Taylor fled into exile in Nigeria in 2003 under military pressures from the LURD rebels. While trying to flee from his exile in Nigeria’s provincial city of Calabar, he was arrested near the borders with neighbouring Cameroun and flown to the Monrovia airport under handcuff only to be served with war crime charges and then whisked off to Freetown via a UN helicopter to face justice for crimes related to his complicity in Sierra Leone’s atrocious war. For reasons blamed on security, the long-drawn trial took place in The Hague and the accused has since been convicted awaiting prison sentences in the UK.

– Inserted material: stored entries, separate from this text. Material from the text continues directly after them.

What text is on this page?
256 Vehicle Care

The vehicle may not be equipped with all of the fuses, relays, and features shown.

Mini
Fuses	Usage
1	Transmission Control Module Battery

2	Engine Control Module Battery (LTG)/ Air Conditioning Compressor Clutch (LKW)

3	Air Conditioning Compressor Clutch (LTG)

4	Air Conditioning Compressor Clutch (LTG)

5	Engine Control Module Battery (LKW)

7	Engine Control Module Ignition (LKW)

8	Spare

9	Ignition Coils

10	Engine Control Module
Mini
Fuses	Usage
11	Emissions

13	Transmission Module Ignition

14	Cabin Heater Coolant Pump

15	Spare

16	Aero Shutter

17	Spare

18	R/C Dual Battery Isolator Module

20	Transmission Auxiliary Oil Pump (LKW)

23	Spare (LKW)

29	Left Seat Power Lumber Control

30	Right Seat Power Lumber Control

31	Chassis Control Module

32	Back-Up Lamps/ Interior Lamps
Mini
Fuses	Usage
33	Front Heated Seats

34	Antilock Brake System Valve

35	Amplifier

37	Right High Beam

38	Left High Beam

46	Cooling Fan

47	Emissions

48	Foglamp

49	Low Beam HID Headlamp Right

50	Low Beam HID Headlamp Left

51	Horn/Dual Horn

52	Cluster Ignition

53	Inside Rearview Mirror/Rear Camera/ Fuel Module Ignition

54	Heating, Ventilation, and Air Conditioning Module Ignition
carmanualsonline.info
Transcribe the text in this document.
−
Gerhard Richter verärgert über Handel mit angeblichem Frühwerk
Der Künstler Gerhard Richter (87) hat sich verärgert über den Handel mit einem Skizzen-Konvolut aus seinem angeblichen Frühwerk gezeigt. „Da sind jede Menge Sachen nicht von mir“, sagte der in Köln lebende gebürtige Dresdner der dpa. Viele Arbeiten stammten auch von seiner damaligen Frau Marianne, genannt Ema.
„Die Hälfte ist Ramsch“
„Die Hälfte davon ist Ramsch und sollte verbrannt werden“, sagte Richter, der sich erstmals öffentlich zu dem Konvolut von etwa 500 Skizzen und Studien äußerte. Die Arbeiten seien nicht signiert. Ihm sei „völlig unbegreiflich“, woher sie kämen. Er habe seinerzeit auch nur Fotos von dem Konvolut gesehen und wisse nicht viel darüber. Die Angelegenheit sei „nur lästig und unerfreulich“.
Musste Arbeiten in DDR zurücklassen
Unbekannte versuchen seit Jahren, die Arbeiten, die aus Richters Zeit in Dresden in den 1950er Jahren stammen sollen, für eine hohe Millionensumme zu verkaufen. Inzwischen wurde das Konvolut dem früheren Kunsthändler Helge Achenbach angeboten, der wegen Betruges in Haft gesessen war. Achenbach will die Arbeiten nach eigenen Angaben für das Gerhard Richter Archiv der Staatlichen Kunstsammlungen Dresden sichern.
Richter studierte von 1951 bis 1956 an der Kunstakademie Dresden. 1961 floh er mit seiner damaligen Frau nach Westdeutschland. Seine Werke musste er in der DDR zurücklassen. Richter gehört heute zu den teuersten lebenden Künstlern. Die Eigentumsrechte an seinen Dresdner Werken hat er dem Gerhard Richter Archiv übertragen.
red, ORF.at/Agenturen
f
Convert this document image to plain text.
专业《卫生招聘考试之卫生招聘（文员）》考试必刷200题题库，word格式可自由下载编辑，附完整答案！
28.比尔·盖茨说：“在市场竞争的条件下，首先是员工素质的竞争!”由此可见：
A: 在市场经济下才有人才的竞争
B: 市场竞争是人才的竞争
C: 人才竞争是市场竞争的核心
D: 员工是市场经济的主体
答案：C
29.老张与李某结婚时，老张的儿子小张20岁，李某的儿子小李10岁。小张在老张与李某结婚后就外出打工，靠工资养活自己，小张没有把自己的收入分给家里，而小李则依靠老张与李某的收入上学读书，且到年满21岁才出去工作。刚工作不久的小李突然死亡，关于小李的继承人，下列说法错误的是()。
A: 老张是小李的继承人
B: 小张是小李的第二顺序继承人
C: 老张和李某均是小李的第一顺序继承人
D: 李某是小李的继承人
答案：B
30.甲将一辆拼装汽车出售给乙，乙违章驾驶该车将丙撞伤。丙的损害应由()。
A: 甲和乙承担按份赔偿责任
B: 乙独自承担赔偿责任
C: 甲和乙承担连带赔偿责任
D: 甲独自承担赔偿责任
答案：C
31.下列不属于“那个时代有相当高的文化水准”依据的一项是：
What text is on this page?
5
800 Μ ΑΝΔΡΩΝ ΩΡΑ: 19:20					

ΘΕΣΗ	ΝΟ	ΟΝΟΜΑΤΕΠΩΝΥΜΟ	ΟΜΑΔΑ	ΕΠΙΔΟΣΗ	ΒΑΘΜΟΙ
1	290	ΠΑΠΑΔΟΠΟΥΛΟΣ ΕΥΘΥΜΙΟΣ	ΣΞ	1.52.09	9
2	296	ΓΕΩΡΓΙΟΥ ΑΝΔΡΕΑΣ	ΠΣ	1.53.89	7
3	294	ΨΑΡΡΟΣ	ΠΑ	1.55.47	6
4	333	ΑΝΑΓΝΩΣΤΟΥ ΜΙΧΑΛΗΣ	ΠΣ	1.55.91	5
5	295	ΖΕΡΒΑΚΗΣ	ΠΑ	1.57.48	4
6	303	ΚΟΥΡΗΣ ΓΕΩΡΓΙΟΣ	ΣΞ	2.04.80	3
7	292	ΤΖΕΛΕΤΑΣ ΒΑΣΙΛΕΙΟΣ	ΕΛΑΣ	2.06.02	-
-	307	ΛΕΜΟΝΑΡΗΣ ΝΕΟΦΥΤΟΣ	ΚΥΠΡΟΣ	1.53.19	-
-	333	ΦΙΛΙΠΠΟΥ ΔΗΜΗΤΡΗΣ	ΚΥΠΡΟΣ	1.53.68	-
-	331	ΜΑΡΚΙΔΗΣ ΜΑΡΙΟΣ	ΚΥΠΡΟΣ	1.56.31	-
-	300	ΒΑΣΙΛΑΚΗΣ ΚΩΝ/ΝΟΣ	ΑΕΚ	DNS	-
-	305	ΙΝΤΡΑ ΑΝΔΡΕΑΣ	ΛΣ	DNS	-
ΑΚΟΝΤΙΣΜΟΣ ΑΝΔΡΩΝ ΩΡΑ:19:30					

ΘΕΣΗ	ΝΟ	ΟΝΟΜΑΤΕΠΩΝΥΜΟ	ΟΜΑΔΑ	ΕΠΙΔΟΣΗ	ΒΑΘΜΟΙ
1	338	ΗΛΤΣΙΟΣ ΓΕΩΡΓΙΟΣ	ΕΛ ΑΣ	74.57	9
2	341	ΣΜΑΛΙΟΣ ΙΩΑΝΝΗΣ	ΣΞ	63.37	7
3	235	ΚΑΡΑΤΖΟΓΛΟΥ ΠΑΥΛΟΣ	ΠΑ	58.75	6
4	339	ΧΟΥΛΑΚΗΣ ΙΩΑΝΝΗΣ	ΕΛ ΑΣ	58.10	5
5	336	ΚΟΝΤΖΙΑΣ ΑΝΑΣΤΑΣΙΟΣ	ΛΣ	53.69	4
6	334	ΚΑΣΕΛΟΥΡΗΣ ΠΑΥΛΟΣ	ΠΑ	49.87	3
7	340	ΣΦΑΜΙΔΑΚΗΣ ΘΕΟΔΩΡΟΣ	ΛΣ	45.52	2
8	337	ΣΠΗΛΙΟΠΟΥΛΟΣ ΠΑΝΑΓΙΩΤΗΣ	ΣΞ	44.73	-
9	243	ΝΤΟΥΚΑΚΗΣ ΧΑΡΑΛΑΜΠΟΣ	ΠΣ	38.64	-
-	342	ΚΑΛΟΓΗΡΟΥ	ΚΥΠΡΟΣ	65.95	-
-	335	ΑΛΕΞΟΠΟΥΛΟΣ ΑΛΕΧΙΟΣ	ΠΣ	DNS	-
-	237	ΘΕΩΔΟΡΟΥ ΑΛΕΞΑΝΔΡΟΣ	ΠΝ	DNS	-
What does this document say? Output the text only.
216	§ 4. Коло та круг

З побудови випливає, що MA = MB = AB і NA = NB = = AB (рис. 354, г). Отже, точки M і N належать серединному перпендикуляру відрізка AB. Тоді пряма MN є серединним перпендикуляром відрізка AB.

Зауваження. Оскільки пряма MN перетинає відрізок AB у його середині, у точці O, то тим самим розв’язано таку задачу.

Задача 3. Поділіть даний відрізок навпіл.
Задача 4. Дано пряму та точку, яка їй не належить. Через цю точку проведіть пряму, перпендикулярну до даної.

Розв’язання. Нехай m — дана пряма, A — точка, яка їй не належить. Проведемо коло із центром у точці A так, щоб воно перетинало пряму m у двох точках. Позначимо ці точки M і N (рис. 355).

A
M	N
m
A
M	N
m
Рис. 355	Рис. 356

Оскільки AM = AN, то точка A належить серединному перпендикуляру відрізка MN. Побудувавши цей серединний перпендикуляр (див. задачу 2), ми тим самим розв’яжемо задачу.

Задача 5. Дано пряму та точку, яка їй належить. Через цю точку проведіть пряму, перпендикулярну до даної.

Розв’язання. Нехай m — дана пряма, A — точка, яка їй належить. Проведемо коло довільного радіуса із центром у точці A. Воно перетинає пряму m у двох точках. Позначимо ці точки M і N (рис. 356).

But in a letter written to the senate under his signature, former President Taylor said that almost a decade ago, he made a “ historic selfless decision to resign the office of the presidency of the Republic of Liberia as the 21st President in order that our people would live and that the state would be saved.”

At the senate’s plenary, Senate Deputy Secretary, Genieve Massaquoi, probably feared by the content of the letter, could not read it as was expected. She immediately turned it over to Ndablor Sengbe, Secretary of Senate, for an onward reading before a debate.

After the letter was read, pandemonium suddenly broke out on the floor with many Senators who are still loyal to the former president raising a motion for immediate discussion and a decision to be taken.

“This letter must be read now. We want it to be discussed and a decision taken now,’’ one of the senators shouted. A debate on the letter has been scheduled for next Tuesday following a motion by Sen. Mabutu Nyenpan of Sinoe County.

Nevertheless, after the session some senators H. Dan Morias and John Whitfield of the National Patriotic Party (NPP) supported the letter and vowed to ensure its fullest implementation.

“Mr. Taylor or any other person is entitled to his just benefits as a former president. It has nothing to do with whether or not he is broke since he left from here almost 10 years ago. He hasn’t asked any person for money.

“It has nothing to do with whether he is broke or not but legitimacy. That is his legitimate benefit, and it must be given to him as our former President,” Whitfield told journalists at his office.

He clarified that Mr. Taylor’s case in The Hague has nothing to do with the issue of his just benefits. “Mr. Taylor is not undergoing trial for any crime committed in Liberia.”

For his part, Sen. Dan Morias of Maryland County also emphasized that since the former president was being held under an international law, he must be given his just benefit as a former head of state.

Legislative analysts say the ensuing debate on Taylor’s claims promises to be tense, painstaking and perhaps indecisive as many pro and anti-Taylor sentiments are expected to flare up during the debate.